Several lines of evidence suggest the importance of low affinity IgE receptor (CD23) in allergic inflammation. A detailed understanding of its intracellular signaling pathways will shed light on mechanisms of allergic diseases and possible therapeutic targets, however these pathways have not been completely elucidated. Two classes of CD23 exist; CD23a, which is expressed constitutively on B cells and CD23b, which is expressed on various cell types including monocytes and macrophages upon induction by multiple cytokines, especially IL-4 and GM-CSF. It has been shown that CD23b is coupled with NF-κB but the proximal signaling events that initiate this signaling cascade are still unknown.

THP-1 cells, a mononuclear leukemic cell line, were stimulated with IL-4 and GM-CSF to up-regulate CD 23 expression confirmed by FACS analysis.
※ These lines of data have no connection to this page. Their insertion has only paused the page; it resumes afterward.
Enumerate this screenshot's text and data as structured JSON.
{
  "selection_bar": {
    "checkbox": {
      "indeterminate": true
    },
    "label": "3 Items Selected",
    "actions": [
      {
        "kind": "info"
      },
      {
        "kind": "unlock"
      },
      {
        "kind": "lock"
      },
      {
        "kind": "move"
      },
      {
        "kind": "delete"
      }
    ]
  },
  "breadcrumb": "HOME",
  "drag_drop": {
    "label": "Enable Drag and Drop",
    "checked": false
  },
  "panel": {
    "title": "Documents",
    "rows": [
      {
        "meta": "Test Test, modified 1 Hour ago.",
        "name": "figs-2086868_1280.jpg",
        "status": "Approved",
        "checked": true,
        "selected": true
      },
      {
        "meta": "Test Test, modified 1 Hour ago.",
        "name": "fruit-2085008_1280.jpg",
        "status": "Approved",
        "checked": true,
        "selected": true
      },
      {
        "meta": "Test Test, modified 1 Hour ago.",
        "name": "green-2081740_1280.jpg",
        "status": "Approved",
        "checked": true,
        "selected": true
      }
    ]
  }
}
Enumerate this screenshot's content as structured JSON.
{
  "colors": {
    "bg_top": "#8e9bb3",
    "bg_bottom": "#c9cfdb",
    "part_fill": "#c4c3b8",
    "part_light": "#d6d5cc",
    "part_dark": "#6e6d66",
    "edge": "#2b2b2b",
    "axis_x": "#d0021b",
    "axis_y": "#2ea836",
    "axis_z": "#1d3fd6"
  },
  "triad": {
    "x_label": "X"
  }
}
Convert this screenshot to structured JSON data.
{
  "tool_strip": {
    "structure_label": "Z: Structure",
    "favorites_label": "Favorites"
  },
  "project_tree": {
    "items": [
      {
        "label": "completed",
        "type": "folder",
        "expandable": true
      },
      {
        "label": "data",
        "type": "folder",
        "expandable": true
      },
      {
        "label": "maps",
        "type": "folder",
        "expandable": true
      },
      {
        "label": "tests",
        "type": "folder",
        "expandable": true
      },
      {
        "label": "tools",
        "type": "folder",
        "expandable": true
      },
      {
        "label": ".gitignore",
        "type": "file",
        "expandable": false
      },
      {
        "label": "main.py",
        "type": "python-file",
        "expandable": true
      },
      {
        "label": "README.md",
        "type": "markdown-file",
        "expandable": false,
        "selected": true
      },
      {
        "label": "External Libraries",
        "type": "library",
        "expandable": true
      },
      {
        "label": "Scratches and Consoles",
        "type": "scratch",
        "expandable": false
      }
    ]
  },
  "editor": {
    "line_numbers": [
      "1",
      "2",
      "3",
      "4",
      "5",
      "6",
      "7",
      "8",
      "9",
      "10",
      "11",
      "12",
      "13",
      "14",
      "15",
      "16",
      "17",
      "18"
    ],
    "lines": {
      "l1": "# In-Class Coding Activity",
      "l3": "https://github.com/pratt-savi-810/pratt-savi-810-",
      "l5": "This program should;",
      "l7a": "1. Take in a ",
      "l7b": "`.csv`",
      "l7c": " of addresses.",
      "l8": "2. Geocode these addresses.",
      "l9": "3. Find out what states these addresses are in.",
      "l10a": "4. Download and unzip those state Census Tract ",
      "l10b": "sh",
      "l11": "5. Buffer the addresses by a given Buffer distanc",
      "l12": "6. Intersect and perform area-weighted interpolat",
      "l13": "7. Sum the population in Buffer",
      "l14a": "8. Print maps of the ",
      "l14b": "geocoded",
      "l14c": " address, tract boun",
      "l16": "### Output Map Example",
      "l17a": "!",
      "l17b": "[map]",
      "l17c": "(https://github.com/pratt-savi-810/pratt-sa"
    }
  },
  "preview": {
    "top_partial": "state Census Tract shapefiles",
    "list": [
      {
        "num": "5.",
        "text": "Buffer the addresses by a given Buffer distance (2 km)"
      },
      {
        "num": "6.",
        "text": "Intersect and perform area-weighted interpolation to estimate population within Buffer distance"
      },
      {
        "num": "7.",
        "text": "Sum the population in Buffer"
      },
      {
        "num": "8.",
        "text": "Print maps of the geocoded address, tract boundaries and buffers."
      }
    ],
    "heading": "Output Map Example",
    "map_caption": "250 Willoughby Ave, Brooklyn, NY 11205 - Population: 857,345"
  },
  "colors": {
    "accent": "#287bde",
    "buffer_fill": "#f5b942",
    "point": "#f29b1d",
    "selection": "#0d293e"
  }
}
Cells were sensitized with IgE, followed by crosslinking with anti-IgE for various time points. then were lysed in 1%NP40 lysis buffer and proteins resolved by SDS-PAGE. Western blot analyses were performed using phosphospecific antibodies to signaling molecules of interest, focusing on signaling molecules upstream of NF-κB.

Within the first 45 minutes after CD23 crosslinking, we found a significant increase in the levels of Src, p38 MAPK, ERK and JNK phosphorylation. We also confirmed IkBa phosphorylation as previously reported.

This is the first report that Src family kinases, p38 MAPK, ERK and JNK are involved in CD23b intracellular signal transduction.